The Pentagon Papers, which detailed the scope, vastly greater than had been publicly known, of U.S. military activity in Southeast Asia, were as big as news got. The story was first broken by the New York Times in June 1971; Spielberg’s film documents how the Washington Post followed suit with its own set of stories the same month. (The Post’s is a more cinematic story, in part because it leads right into a yet bigger journalism narrative—two young reporters digging into a break-in at the Watergate.) The stories’ impact is felt in The Post as papers, practically steaming with the heat of the news inside, hit the pavement. Change, Spielberg indicates, is coming—and it’s a result of journalists’ work.
Spielberg’s affection for the press is unfashionable, and not merely because so much news today is generated through less clatteringly loud devices. Now the most-attention-getting news passes first through web servers, not printing presses. But there’s also the fact that in our current era, in which tossing aside unwelcome news as “fake” is in vogue from the Oval Office on down, news on par with the Pentagon Papers is far less likely to make an impact. Would similarly news-breaking coverage today change the minds of anyone who wasn’t already predisposed to believe it?

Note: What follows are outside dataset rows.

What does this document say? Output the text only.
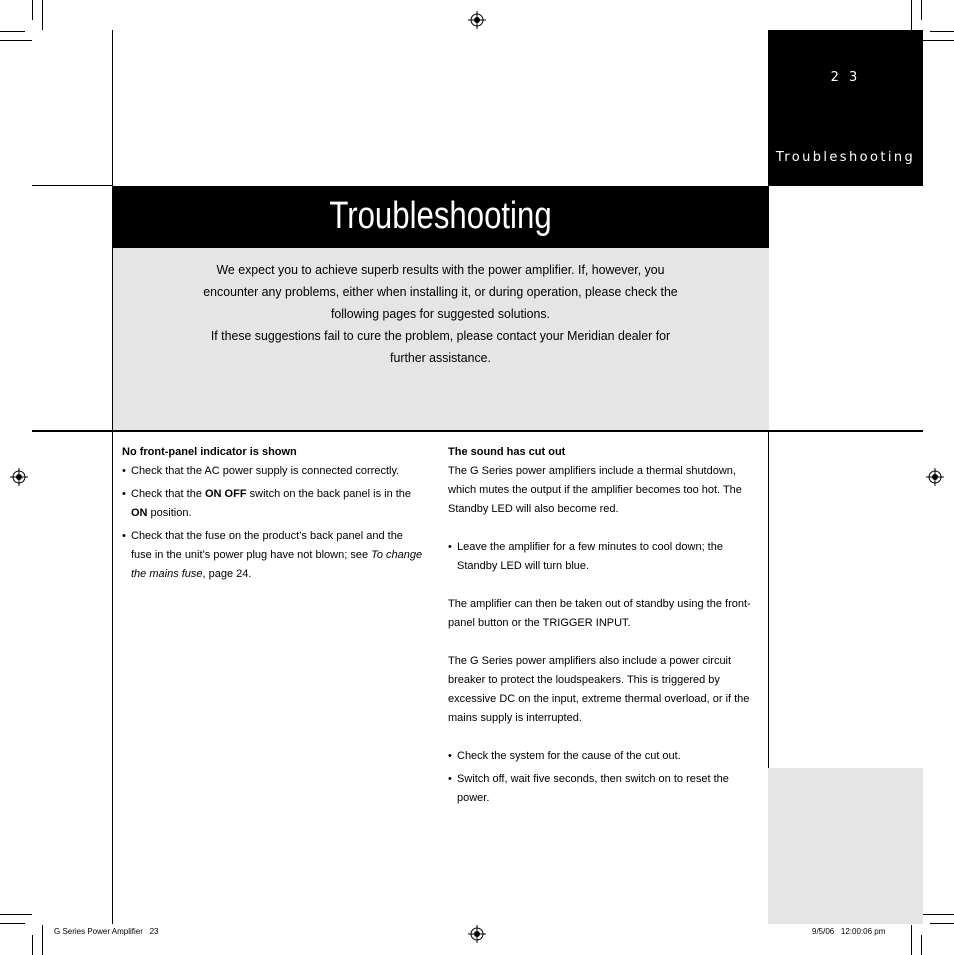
2 3
Troubleshooting
Troubleshooting

We expect you to achieve superb results with the power amplifier. If, however, you encounter any problems, either when installing it, or during operation, please check the following pages for suggested solutions.

If these suggestions fail to cure the problem, please contact your Meridian dealer for further assistance.

No front-panel indicator is shown
• Check that the AC power supply is connected correctly.
• Check that the ON OFF switch on the back panel is in the ON position.
• Check that the fuse on the product’s back panel and the fuse in the unit’s power plug have not blown; see To change the mains fuse, page 24.
The sound has cut out

The G Series power amplifiers include a thermal shutdown, which mutes the output if the amplifier becomes too hot. The Standby LED will also become red.

• Leave the amplifier for a few minutes to cool down; the Standby LED will turn blue.

The amplifier can then be taken out of standby using the front-panel button or the TRIGGER INPUT.

The G Series power amplifiers also include a power circuit breaker to protect the loudspeakers. This is triggered by excessive DC on the input, extreme thermal overload, or if the mains supply is interrupted.

• Check the system for the cause of the cut out.
• Switch off, wait five seconds, then switch on to reset the power.
G Series Power Amplifier   23	9/5/06   12:00:06 pm
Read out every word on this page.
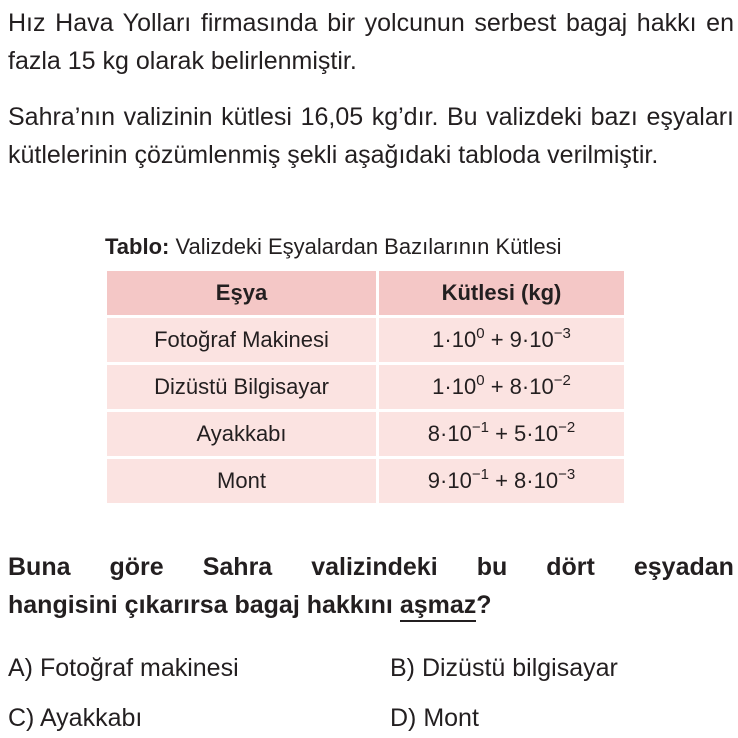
Hız Hava Yolları firmasında bir yolcunun serbest bagaj hakkı en fazla 15 kg olarak belirlenmiştir.

Sahra’nın valizinin kütlesi 16,05 kg’dır. Bu valizdeki bazı eşyaları kütlelerinin çözümlenmiş şekli aşağıdaki tabloda verilmiştir.

Tablo: Valizdeki Eşyalardan Bazılarının Kütlesi
Eşya	Kütlesi (kg)
Fotoğraf Makinesi	$1\cdot 10^0 + 9\cdot 10^{-3}$
Dizüstü Bilgisayar	$1\cdot 10^0 + 8\cdot 10^{-2}$
Ayakkabı	$8\cdot 10^{-1} + 5\cdot 10^{-2}$
Mont	$9\cdot 10^{-1} + 8\cdot 10^{-3}$
Buna göre Sahra valizindeki bu dört eşyadan
hangisini çıkarırsa bagaj hakkını aşmaz?
A) Fotoğraf makinesi	B) Dizüstü bilgisayar
C) Ayakkabı	D) Mont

Consider this: The filmmaker with the longest track record of pleasing crowds in American history has now put out a film about a profession much of the public distrusts. The journalists of The Post, led by editor Ben Bradlee (Tom Hanks) and publisher Katharine Graham (Meryl Streep), were proven right in time. But in their moment, it was evidently risky: Graham, seeking to be a steward of her family’s media business, is forced to contend with the negative business implications of controversy as she decides what she can allow. Bradlee, in charge of the paper’s news gathering, pushes aggressively for the story—even as it becomes clear it could land him and Graham in prison.
President Richard Nixon hated the press and its potential to expose various wrongs; he called them liars and sought to bring the power of his office crashing down on them. It’s not really a spoiler to say that Graham and Bradlee, in various meaningful senses, won; it’s a matter of the historical record that the Pentagon Papers were in fact published by the Washington Post with Graham’s support and that Bradlee went on, as editor, to preside over the coverage of Watergate, the news story that ended the Nixon presidency.
The film ends on a victory, and a new hope—Nixon’s fall at the hands of two reporters is just around the bend. But journalism’s victory was short-lived. Graham, balancing the demands of her reporters and her shareholders, was motivated to retain a strong business to pass on to her children; after her 2001 death and after years of losing money, the Graham family sold the Washington Post in 2013. (Under new ownership and re-energized, it’s come back to the center of the national discourse.) Now Bradlee’s vision of the press as the check on untrammeled government power seems more threatened than ever.
After all, the sort of existential crisis Graham faces—controversy would make her newspaper unattractive to the financiers who might guarantee its future—is orders of magnitude less -impactful than the bottom dropping out that the media has seen in the decade since the 2008 financial crisis. Vastly more ad-starved publications now live perpetually on the knife’s edge that, for Graham in The Post, lasts only as long as before the closing of her round of financing. The few days’ worth of tension the film depicts is, for so many media outlets and their employees, an ever-present reality. And even as serious and resource-intensive investigative reporting at major outlets like the Times and Post has recently shaken our culture, the shuttering or gutting of so many outlets has meant less aggressive and adversarial reporting of federal and local politics, allowing wrongdoers of all ideological stripes to sleep more easily. That crisis in the journalism business was underway well before the election of a president who actively discredits any coverage even tepidly critical of him.
Where The Post succeeds is not in making a universal case for journalism’s impact but in depicting the work as its own reward for those willing to dig into it. These specific journalists, from Graham’s executive who surprises herself with her daring to all of Bradlee’s toiling scribes, make their cases not through appealing to readers’ higher sensibilities or their idealism but by producing gut-wrenching, morally gripping stories that readers can’t wait to get their hands on. These stories’ impact comes from their producers’ willingness to call the truth what it is, and do so with moral clarity and with style, too.
But moral clarity and style can only get a publication so far; they must be met at least part of the way by a reader willing to be wooed. The Post still has an engaged readership, but so too do many publications, and social media feeds, that spread calumny and discord instead of facts. The Post is a rousing movie, but there’s a creepy silence once the machines stop clattering and the credits roll. The movie is intended as a rallying cry for the power of truth to effect change, but in a post-truth moment, it reads like a love letter to something lost. It’s a document of our unreachable shared history, not our fractured present.